İnsan doğayla mücadele edebildiği nisbette yaşamaya devam etmiştir.Çünkü tabiat, güçsüzlere karşı acımasızdır.
Medeniyeti yaratan unsur, savaşlardır.
Tarihteki birçok medeniyet, günümüzdeki birçok devlet savaşla kurulup savaşla yıkılmıştır.
İlk medeniyetlerden olan Sümer medeniyeti, önce Elamların sonrasında Akadlıların saldırılarıyla yıkılmış, daha sonra kendi medeniyet ve kültürünü yeni kurulmuş olan devletlere bırakmıştır.
Medeniyet ve kültür, savaşlarla yoğrularak günümüze kadar taşınmıştır.
Türk kültürünün oluşmasında da en büyük etken savaşlar, göçler ve muhtelif olaylardır.
Savaşlarla tarihte büyük olaylar yaşanmış, tarihin seyri değişmiştir.Savaşlarla çağ açılıp çağ kapanmıştır.
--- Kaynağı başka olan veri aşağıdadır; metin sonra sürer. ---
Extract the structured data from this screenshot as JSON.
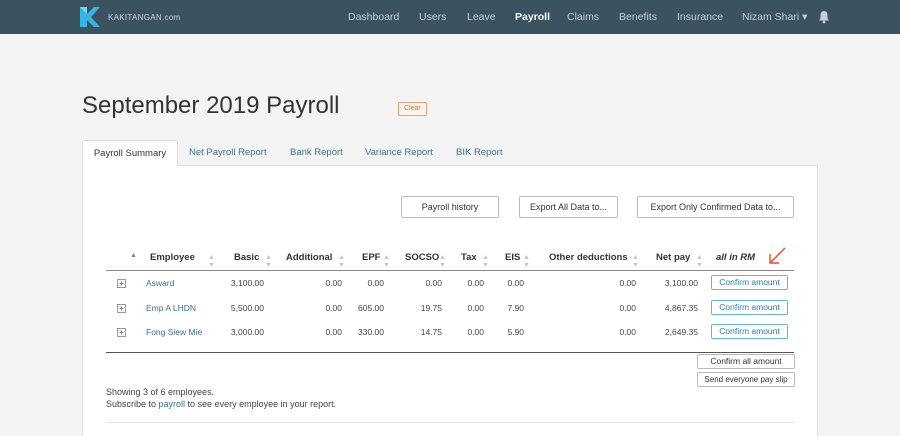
{
  "navbar": {
    "brand": "KAKITANGAN.com",
    "items": [
      "Dashboard",
      "Users",
      "Leave",
      "Payroll",
      "Claims",
      "Benefits",
      "Insurance",
      "Nizam Shari ▾"
    ],
    "active_index": 3,
    "colors": {
      "background": "#3b5361",
      "logo": "#39b4e0"
    }
  },
  "page": {
    "title": "September 2019 Payroll",
    "clear_label": "Clear"
  },
  "tabs": [
    "Payroll Summary",
    "Net Payroll Report",
    "Bank Report",
    "Variance Report",
    "BIK Report"
  ],
  "actions": {
    "history": "Payroll history",
    "export_all": "Export All Data to...",
    "export_confirmed": "Export Only Confirmed Data to..."
  },
  "table": {
    "headers": [
      "Employee",
      "Basic",
      "Additional",
      "EPF",
      "SOCSO",
      "Tax",
      "EIS",
      "Other deductions",
      "Net pay"
    ],
    "note": "all in RM",
    "rows": [
      {
        "employee": "Asward",
        "basic": "3,100.00",
        "additional": "0.00",
        "epf": "0.00",
        "socso": "0.00",
        "tax": "0.00",
        "eis": "0.00",
        "other": "0.00",
        "net": "3,100.00",
        "action": "Confirm amount"
      },
      {
        "employee": "Emp A LHDN",
        "basic": "5,500.00",
        "additional": "0.00",
        "epf": "605.00",
        "socso": "19.75",
        "tax": "0.00",
        "eis": "7.90",
        "other": "0.00",
        "net": "4,867.35",
        "action": "Confirm amount"
      },
      {
        "employee": "Fong Siew Mie",
        "basic": "3,000.00",
        "additional": "0.00",
        "epf": "330.00",
        "socso": "14.75",
        "tax": "0.00",
        "eis": "5.90",
        "other": "0.00",
        "net": "2,649.35",
        "action": "Confirm amount"
      }
    ],
    "confirm_all": "Confirm all amount",
    "send_slips": "Send everyone pay slip"
  },
  "footer": {
    "showing": "Showing 3 of 6 employees.",
    "subscribe_pre": "Subscribe to ",
    "subscribe_link": "payroll",
    "subscribe_post": " to see every employee in your report."
  }
}
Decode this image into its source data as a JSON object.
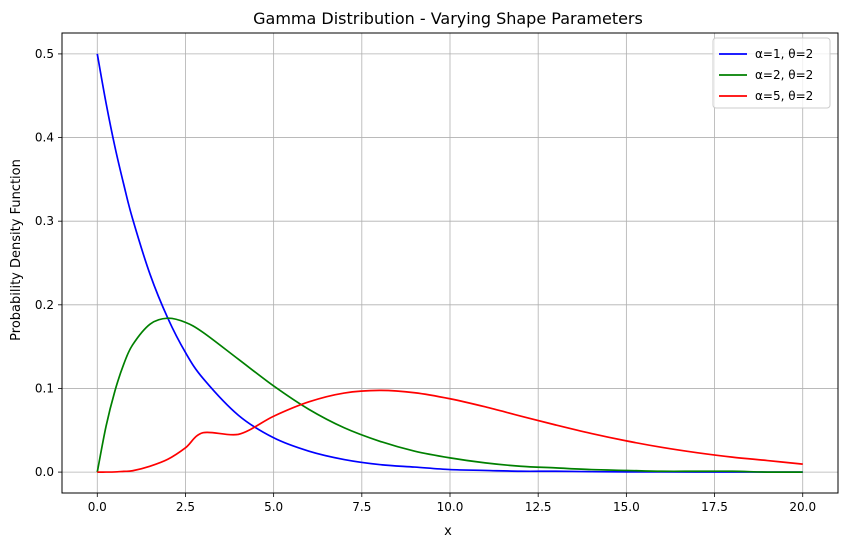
{
  "chart_data": {
    "type": "line",
    "title": "Gamma Distribution - Varying Shape Parameters",
    "xlabel": "x",
    "ylabel": "Probability Density Function",
    "xlim": [
      -1,
      21
    ],
    "ylim": [
      -0.025,
      0.525
    ],
    "x_ticks": [
      0.0,
      2.5,
      5.0,
      7.5,
      10.0,
      12.5,
      15.0,
      17.5,
      20.0
    ],
    "x_tick_labels": [
      "0.0",
      "2.5",
      "5.0",
      "7.5",
      "10.0",
      "12.5",
      "15.0",
      "17.5",
      "20.0"
    ],
    "y_ticks": [
      0.0,
      0.1,
      0.2,
      0.3,
      0.4,
      0.5
    ],
    "y_tick_labels": [
      "0.0",
      "0.1",
      "0.2",
      "0.3",
      "0.4",
      "0.5"
    ],
    "grid": true,
    "legend_position": "top-right",
    "x": [
      0,
      0.25,
      0.5,
      0.75,
      1,
      1.5,
      2,
      2.5,
      3,
      4,
      5,
      6,
      7,
      8,
      9,
      10,
      11,
      12,
      13,
      14,
      15,
      16,
      17,
      18,
      19,
      20
    ],
    "series": [
      {
        "name": "α=1, θ=2",
        "color": "#0000ff",
        "values": [
          0.5,
          0.441,
          0.389,
          0.344,
          0.303,
          0.236,
          0.184,
          0.143,
          0.112,
          0.068,
          0.041,
          0.025,
          0.015,
          0.009,
          0.006,
          0.003,
          0.002,
          0.001,
          0.001,
          0.0005,
          0.0003,
          0.0002,
          0.0001,
          0.0001,
          0.0,
          0.0
        ]
      },
      {
        "name": "α=2, θ=2",
        "color": "#008000",
        "values": [
          0.0,
          0.055,
          0.097,
          0.129,
          0.152,
          0.177,
          0.184,
          0.179,
          0.167,
          0.135,
          0.103,
          0.075,
          0.053,
          0.037,
          0.025,
          0.017,
          0.011,
          0.007,
          0.005,
          0.003,
          0.002,
          0.001,
          0.001,
          0.001,
          0.0,
          0.0
        ]
      },
      {
        "name": "α=5, θ=2",
        "color": "#ff0000",
        "values": [
          0.0,
          1e-05,
          0.0002,
          0.0009,
          0.0016,
          0.0071,
          0.0153,
          0.029,
          0.0471,
          0.0451,
          0.0668,
          0.084,
          0.0945,
          0.0977,
          0.0949,
          0.0877,
          0.078,
          0.067,
          0.0563,
          0.0462,
          0.0373,
          0.0296,
          0.0232,
          0.0179,
          0.0138,
          0.0095
        ]
      }
    ]
  }
}
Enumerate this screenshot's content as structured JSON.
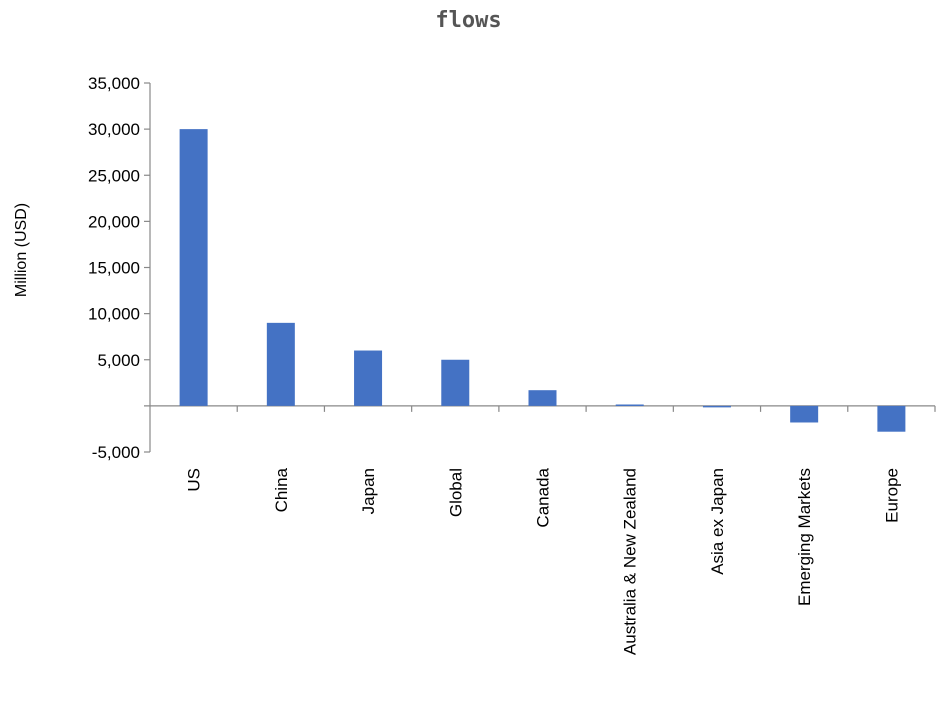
{
  "chart_data": {
    "type": "bar",
    "title": "flows",
    "xlabel": "",
    "ylabel": "Million (USD)",
    "ylim": [
      -5000,
      35000
    ],
    "yticks": [
      -5000,
      5000,
      10000,
      15000,
      20000,
      25000,
      30000,
      35000
    ],
    "ytick_labels": [
      "-5,000",
      "5,000",
      "10,000",
      "15,000",
      "20,000",
      "25,000",
      "30,000",
      "35,000"
    ],
    "negative_tick_color": "#ff0000",
    "categories": [
      "US",
      "China",
      "Japan",
      "Global",
      "Canada",
      "Australia & New Zealand",
      "Asia ex Japan",
      "Emerging Markets",
      "Europe"
    ],
    "values": [
      30000,
      9000,
      6000,
      5000,
      1700,
      150,
      -150,
      -1800,
      -2800
    ],
    "bar_color": "#4472c4",
    "grid": false,
    "legend": "none"
  }
}
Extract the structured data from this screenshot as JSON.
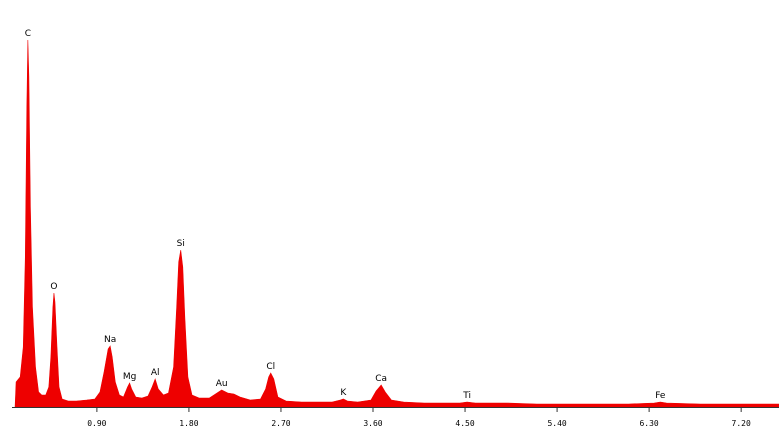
{
  "chart_data": {
    "type": "area",
    "color": "#ee0000",
    "x": [
      0.1,
      0.11,
      0.15,
      0.18,
      0.2,
      0.215,
      0.225,
      0.235,
      0.25,
      0.27,
      0.3,
      0.33,
      0.36,
      0.4,
      0.43,
      0.45,
      0.47,
      0.48,
      0.49,
      0.51,
      0.53,
      0.56,
      0.62,
      0.7,
      0.8,
      0.88,
      0.93,
      0.97,
      1.01,
      1.03,
      1.05,
      1.08,
      1.12,
      1.16,
      1.2,
      1.22,
      1.24,
      1.28,
      1.34,
      1.4,
      1.44,
      1.47,
      1.5,
      1.55,
      1.6,
      1.65,
      1.68,
      1.7,
      1.72,
      1.74,
      1.76,
      1.79,
      1.83,
      1.9,
      2.0,
      2.06,
      2.12,
      2.18,
      2.24,
      2.3,
      2.4,
      2.5,
      2.55,
      2.58,
      2.6,
      2.63,
      2.67,
      2.75,
      2.9,
      3.05,
      3.2,
      3.28,
      3.31,
      3.35,
      3.45,
      3.58,
      3.63,
      3.68,
      3.72,
      3.78,
      3.9,
      4.1,
      4.3,
      4.45,
      4.52,
      4.6,
      4.9,
      5.2,
      5.5,
      5.8,
      6.1,
      6.35,
      6.41,
      6.47,
      6.8,
      7.2,
      7.57
    ],
    "values": [
      0,
      25,
      30,
      60,
      150,
      300,
      367,
      330,
      200,
      100,
      40,
      15,
      12,
      12,
      20,
      50,
      100,
      114,
      105,
      60,
      20,
      8,
      6,
      6,
      7,
      8,
      15,
      35,
      58,
      61,
      50,
      25,
      12,
      10,
      20,
      24,
      18,
      10,
      9,
      11,
      20,
      28,
      18,
      12,
      14,
      40,
      100,
      145,
      157,
      140,
      90,
      30,
      12,
      9,
      9,
      13,
      17,
      14,
      13,
      10,
      7,
      8,
      18,
      30,
      34,
      28,
      10,
      6,
      5,
      5,
      5,
      7,
      8,
      6,
      5,
      7,
      16,
      22,
      15,
      7,
      5,
      4,
      4,
      4,
      5,
      4,
      4,
      3,
      3,
      3,
      3,
      4,
      5,
      4,
      3,
      3,
      3
    ],
    "annotations": [
      {
        "text": "C",
        "x": 0.225
      },
      {
        "text": "O",
        "x": 0.48
      },
      {
        "text": "Na",
        "x": 1.03
      },
      {
        "text": "Mg",
        "x": 1.22
      },
      {
        "text": "Al",
        "x": 1.47
      },
      {
        "text": "Si",
        "x": 1.72
      },
      {
        "text": "Au",
        "x": 2.12
      },
      {
        "text": "Cl",
        "x": 2.6
      },
      {
        "text": "K",
        "x": 3.31
      },
      {
        "text": "Ca",
        "x": 3.68
      },
      {
        "text": "Ti",
        "x": 4.52
      },
      {
        "text": "Fe",
        "x": 6.41
      }
    ],
    "xlim": [
      0.07,
      7.57
    ],
    "ylim": [
      0,
      380
    ],
    "xticks": [
      {
        "value": 0.9,
        "label": "0.90"
      },
      {
        "value": 1.8,
        "label": "1.80"
      },
      {
        "value": 2.7,
        "label": "2.70"
      },
      {
        "value": 3.6,
        "label": "3.60"
      },
      {
        "value": 4.5,
        "label": "4.50"
      },
      {
        "value": 5.4,
        "label": "5.40"
      },
      {
        "value": 6.3,
        "label": "6.30"
      },
      {
        "value": 7.2,
        "label": "7.20"
      }
    ]
  }
}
Meselâ milâttan sonra 4. ve 6. yüzyıllar arasında yaşanan Kavimler Göçü, bilhassa Avrupa tarihini derinden etkilemiştir.
Tarihin seyrini değiştirmiş olan Kavimler Göçü’nün sebebi de savaşlardır, sonucu da savaşlar olmuştur.
Sözgelimi, savaş dünyaya etki eden en mühim unsur ve sanattır.
Semavî olan dinî kaynaklara göre ilk insan Âdem’in iki oğlu arasında bile mücadele yaşanmıştır.Bu da savaş ve mücadelenin oldukça köklü bir geçmişi olduğunu göstermektedir.
“Peki insanların ölümüne sebep olan bir şey sanat olabilir mi?” diye merak edecek kişiler de elbet vardır.Onlara dünyada ölümü engelleyecek bir şeyin olup olmadığını sorunuz.
Ölüm, sebebi ne olursa olsun hayatın değişmez bir kaidesi olarak kalacaktır.
Âb-ı hayat henüz keşfedilmediğine göre ölüm denen kanunu hiç kimse engelleyemeyecektir.
Savaşta ölen insanlar her zaman kendi yakınları tarafından ululanır.
Bilhassa Türk milleti için savaşta ölen şehitler, en yüksek mertebeye erişmiş kişilerdir.Onlar her daim başlarımızın üstündedir.
Bu misaller elbette ki arttırılabilir.
Savaşın hayattaki rolü, etkisi, katkısı apaçık meydandadır.Bunları inkâr edecek olan bir kişinin zekâsından da şüphe edilmelidir.
Durmadan “Dünya Barışı” terânesini savuranlar dünyada barış adına ne yapıldığını sorgulasınlar.
Dünyada barışı sağlamak (!) vs. gibi amaçlarla kurulmuş olan Birleşmiş Milletler teşkilâtının 5 daimî üyesinin, aynı zamanda dünyadaki en büyük silâh satıcıları olduğunu bilsinler.
Mesele bu kadar basittir.
Savaş; milletlere faydası, medeniyete katkısı ve dünya tarihine etkisi olduğu için en büyük sanattır.Diğer sanatlar bu raddeye gelememiş ve gelemeyecektir.
Ayrıca en büyük sanat savaş ise bu sanatın en büyük sanatkârı kimdir? Bu da merak edilecektir.
Bu sorunun cevabı da tarihe bakıldığında, birazcık tarih bilgisi edinildiğinde ve ufak bir mantık yürütüldüğünde gözler önüne serilecektir.
Dipçe: Öne çıkan görsel, Kıbrıs Harekâtı sırasında Beşparmak Dağları’nın tepesine çıkmış olan bir Türk tankına aittir.